Segundo Kinupp, PANC é sinônimo de sustentabilidade. “As PANC estão aí para evitar a degradação do ambiente, permitindo que você faça plantios agroflorestais, agroecológicos. Se você planta, compra ou faz mais extrativismo de PANC, vai estar evitando comprar alimentos do agronegócio predatório”, afirma.

CULTIVO
A engenheira agrônoma Rafaelle Fazzi, professora da Universidade Federal Rural da Amazônia (Ufra), realiza uma pesquisa para descobrir os efeitos de diferentes arranjos de sistema agroflorestal para o cultivo de PANC, em Santo Antônio do Tauá. “É um sistema de agricultura orgânica e regenerativa, em que construímos os arranjos em áreas já antropizadas pela agricultura ou pela pastagem. Queremos avaliar os processos que ocorrem em função do tempo, utilizando quatro modelos diferentes. As plantas de produção são jambu, chicória e cariru e as plantas de serviço, que compõem o sistema agroflorestal, são várias, diferentes em cada arranjo”, explica.

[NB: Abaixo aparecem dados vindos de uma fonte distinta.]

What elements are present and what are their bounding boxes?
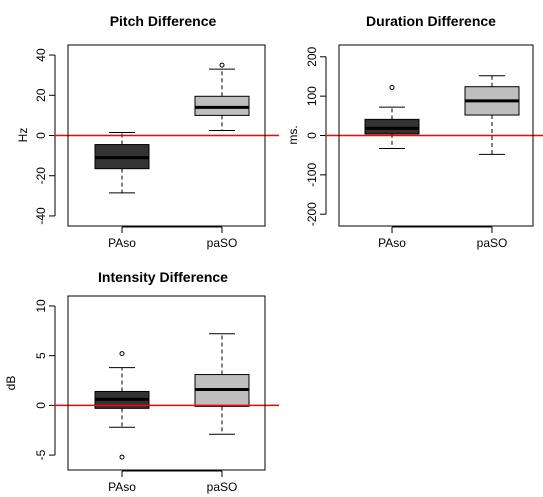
y-axis-label: dB [4,376,18,391]
y-tick-label: 10 [34,299,48,313]
outlier-point [119,351,125,357]
chart-title: Duration Difference [366,13,496,29]
duration-difference-panel: Duration Difference ms. -200 -100 0 100 200 P… [286,13,543,250]
y-tick-label: -5 [34,449,48,460]
box-iqr [194,95,250,116]
y-tick-label: 20 [34,88,48,102]
chart-title: Pitch Difference [110,13,217,29]
plot-frame [338,44,534,227]
y-tick-label: 200 [305,46,319,66]
y-axis-label: Hz [16,128,30,143]
outlier-point [119,454,125,460]
x-tick-label: paSO [207,480,238,494]
y-tick-label: 0 [305,132,319,139]
plot-frame [67,44,266,227]
x-tick-label: PAso [108,480,136,494]
outlier-point [219,62,225,68]
plot-frame [67,295,266,471]
y-tick-label: 5 [34,352,48,359]
outlier-point [389,84,395,90]
boxplot-paSO [194,333,250,435]
boxplot-PAso [94,351,150,460]
chart-title: Intensity Difference [98,269,228,285]
y-axis-label: ms. [286,125,300,144]
boxplot-paSO [464,75,520,155]
y-tick-label: 100 [305,86,319,106]
x-tick-label: paSO [207,236,238,250]
y-tick-label: -100 [305,163,319,187]
y-tick-label: 0 [34,402,48,409]
y-tick-label: 0 [34,132,48,139]
pitch-difference-panel: Pitch Difference Hz -40 -20 0 20 40 PAso paSO [16,13,279,250]
x-tick-label: PAso [378,236,406,250]
boxplot-PAso [94,131,150,194]
boxplot-PAso [364,84,420,149]
box-iqr [364,118,420,135]
intensity-difference-panel: Intensity Difference dB -5 0 5 10 PAso paSO [4,269,279,494]
y-tick-label: 40 [34,48,48,62]
y-tick-label: -40 [34,207,48,225]
y-tick-label: -20 [34,167,48,185]
x-tick-label: PAso [108,236,136,250]
boxplot-paSO [194,62,250,131]
x-tick-label: paSO [477,236,508,250]
y-tick-label: -200 [305,202,319,226]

A pesquisa pretende oferecer modelos de cultivo mais sustentáveis e gerar mais rendimento para os produtores. “Por ser um sistema de cultivo biodiverso, um grande benefício é a fixação do carbono, tanto na planta quanto no solo, e a oferta de outros serviços ecossistêmicos, integrando produção de alimentos e recuperação de áreas de floresta”, aponta a agrônoma.

De acordo com a pesquisadora, ela escolheu PANC para o projeto por acreditar no potencial desses vegetais frente aos cenários de mudanças climáticas. “São plantas mais resilientes, adaptadas aos ambientes naturais e que precisam de menos insumos. O nosso sistema é totalmente baseado na natureza, não usamos fertilizantes. Além disso, tem a questão sociocultural da nossa região com essas plantas e sua riqueza nutricional. Tudo isso contribui para o meio ambiente e para a promoção da segurança alimentar”, finaliza.